We employed Latent Dirichlet Allocation (LDA), a generative probabilistic model widely used for unsupervised text classification, to extract travel semantics from Twitter content. The model assumes a set of words, a set of texts (documents), and a set of hidden topics. Each topic is determined by a conditional probability distribution over words, following a multinomial distribution with Dirichlet priors.

Vocabulary Generation

We generated activity vocabularies by encoding tweets with spatial-temporal information. Each vocabulary item follows the format: A[POI_type]B[time_of_day]Y[day_of_week] (e.g., A01B09Y1 = restaurant visit at 9 AM on Monday).

Determining Optimal Topic Number

We applied perplexity analysis to identify the optimal number of topics. Perplexity measures language model quality by calculating sentence probability. Lower perplexity indicates better model fit. Analysis revealed the optimal number of topics to be K=6.

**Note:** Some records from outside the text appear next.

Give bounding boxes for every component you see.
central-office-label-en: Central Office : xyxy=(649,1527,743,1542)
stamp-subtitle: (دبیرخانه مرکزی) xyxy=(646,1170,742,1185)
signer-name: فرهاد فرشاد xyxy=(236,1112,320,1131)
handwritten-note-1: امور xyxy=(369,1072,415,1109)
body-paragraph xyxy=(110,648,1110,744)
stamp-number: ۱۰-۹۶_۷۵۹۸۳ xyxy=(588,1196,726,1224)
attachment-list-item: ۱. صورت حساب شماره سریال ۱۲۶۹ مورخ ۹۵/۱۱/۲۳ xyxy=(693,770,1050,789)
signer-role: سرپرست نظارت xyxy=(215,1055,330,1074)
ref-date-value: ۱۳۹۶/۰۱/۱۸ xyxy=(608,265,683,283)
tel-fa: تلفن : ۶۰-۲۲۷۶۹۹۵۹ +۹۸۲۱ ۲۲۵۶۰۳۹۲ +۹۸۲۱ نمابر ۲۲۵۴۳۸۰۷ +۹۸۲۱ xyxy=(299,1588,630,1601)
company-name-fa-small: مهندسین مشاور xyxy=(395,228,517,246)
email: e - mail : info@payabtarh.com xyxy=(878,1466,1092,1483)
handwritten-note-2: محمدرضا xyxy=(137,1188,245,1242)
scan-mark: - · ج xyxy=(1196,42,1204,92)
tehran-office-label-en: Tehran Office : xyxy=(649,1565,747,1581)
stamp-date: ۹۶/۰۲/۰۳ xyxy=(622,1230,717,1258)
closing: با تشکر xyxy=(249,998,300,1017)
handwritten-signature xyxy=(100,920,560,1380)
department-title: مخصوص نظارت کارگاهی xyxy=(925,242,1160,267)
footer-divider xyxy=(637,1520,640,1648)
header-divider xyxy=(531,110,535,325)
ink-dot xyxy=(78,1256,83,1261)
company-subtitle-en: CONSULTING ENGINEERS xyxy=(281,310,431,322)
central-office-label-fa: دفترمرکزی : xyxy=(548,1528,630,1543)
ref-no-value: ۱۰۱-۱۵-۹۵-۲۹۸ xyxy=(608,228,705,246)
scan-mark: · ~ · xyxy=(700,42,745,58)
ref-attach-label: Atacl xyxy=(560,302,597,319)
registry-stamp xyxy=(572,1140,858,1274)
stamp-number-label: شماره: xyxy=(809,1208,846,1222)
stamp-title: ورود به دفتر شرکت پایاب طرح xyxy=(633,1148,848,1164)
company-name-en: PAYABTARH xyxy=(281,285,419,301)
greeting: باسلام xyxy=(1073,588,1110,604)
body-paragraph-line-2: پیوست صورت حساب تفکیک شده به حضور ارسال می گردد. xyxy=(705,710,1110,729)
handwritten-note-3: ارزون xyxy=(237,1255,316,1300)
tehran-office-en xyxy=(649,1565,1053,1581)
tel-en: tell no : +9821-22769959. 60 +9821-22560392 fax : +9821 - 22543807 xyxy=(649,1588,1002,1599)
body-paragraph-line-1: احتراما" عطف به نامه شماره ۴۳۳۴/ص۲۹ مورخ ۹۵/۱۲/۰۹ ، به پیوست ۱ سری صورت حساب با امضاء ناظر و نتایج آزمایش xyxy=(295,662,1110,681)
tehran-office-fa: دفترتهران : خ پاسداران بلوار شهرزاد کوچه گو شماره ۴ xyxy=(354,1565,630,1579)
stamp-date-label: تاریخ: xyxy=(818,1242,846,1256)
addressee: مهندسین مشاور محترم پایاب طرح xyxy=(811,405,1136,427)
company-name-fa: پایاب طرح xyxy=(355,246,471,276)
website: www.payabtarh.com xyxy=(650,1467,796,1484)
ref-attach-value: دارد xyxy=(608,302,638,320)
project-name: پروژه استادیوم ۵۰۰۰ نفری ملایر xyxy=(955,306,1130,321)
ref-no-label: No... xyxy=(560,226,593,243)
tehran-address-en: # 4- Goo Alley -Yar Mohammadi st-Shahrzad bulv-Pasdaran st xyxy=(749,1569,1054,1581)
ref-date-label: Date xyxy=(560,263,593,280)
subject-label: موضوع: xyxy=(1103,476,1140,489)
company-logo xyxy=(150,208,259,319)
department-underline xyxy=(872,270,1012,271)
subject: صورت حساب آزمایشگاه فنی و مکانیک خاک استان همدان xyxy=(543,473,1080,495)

Perplexity under different topic numbers showing optimal K=6

Results

Six Key Travel Patterns Identified

Using variational EM algorithm to solve the LDA model with K=6, we identified six distinct travel topics:

Pattern	Keywords	Activity Type
Topic 1	Office locations, weekday mornings/afternoons	Working
Topic 2	Restaurants, shopping centers, weekend evenings	Shopping and Catering
Topic 3	Residential areas, late evenings, weekends	Home and Accommodation
Topic 4	Tourist attractions, leisure venues, weekends	Tourism and Leisure
Topic 5	Hospitals, clinics, weekday mornings	Medical Treatment
Topic 6	Service facilities, various times	Life Services

Figure 11: Results of LDA model showing topic distribution before and during COVID-19

Major Findings

Entertainment and Work Travel Decline: Both entertainment consumption travel (tourism, shopping) and work-related travel (commuting) decreased significantly post-COVID. Entertainment travel experienced a more pronounced decline, likely due to its non-mandatory nature.
Healthcare Travel Surge: Travel related to medical treatment increased significantly after COVID-19, reflecting heightened health consciousness and potentially deferred medical care during lockdowns.
Spatial Variations: Analysis across five Hong Kong districts (Outlying Islands, Northern District, Central and Western District, Kowloon Urban Areas, and Yau Tsim Mong) revealed:
- Central and Western District showed the highest growth rate in healthcare travel, attributable to advanced medical facilities
- Kowloon City exhibited the minimum decrease in work commuting, possibly due to significant adoption of work-from-home strategies

Figure 12: Results of traveling pattern changes in different zones

Conclusions

This research designed a comprehensive framework for mining travel patterns from Twitter data using SVM (94% accuracy in bot elimination) and LDA topic modeling, revealing nuanced changes in travel structure beyond geographical shifts. By integrating spatial-temporal analysis, we uncovered district-level variations in travel pattern changes across Hong Kong. The findings provide critical support for transportation resource allocation, policy formulation, and urban planning in the post-pandemic era. This framework demonstrates how social media data can efficiently supplement traditional transportation surveys, offering real-time insights at significantly lower costs while maintaining analytical rigor.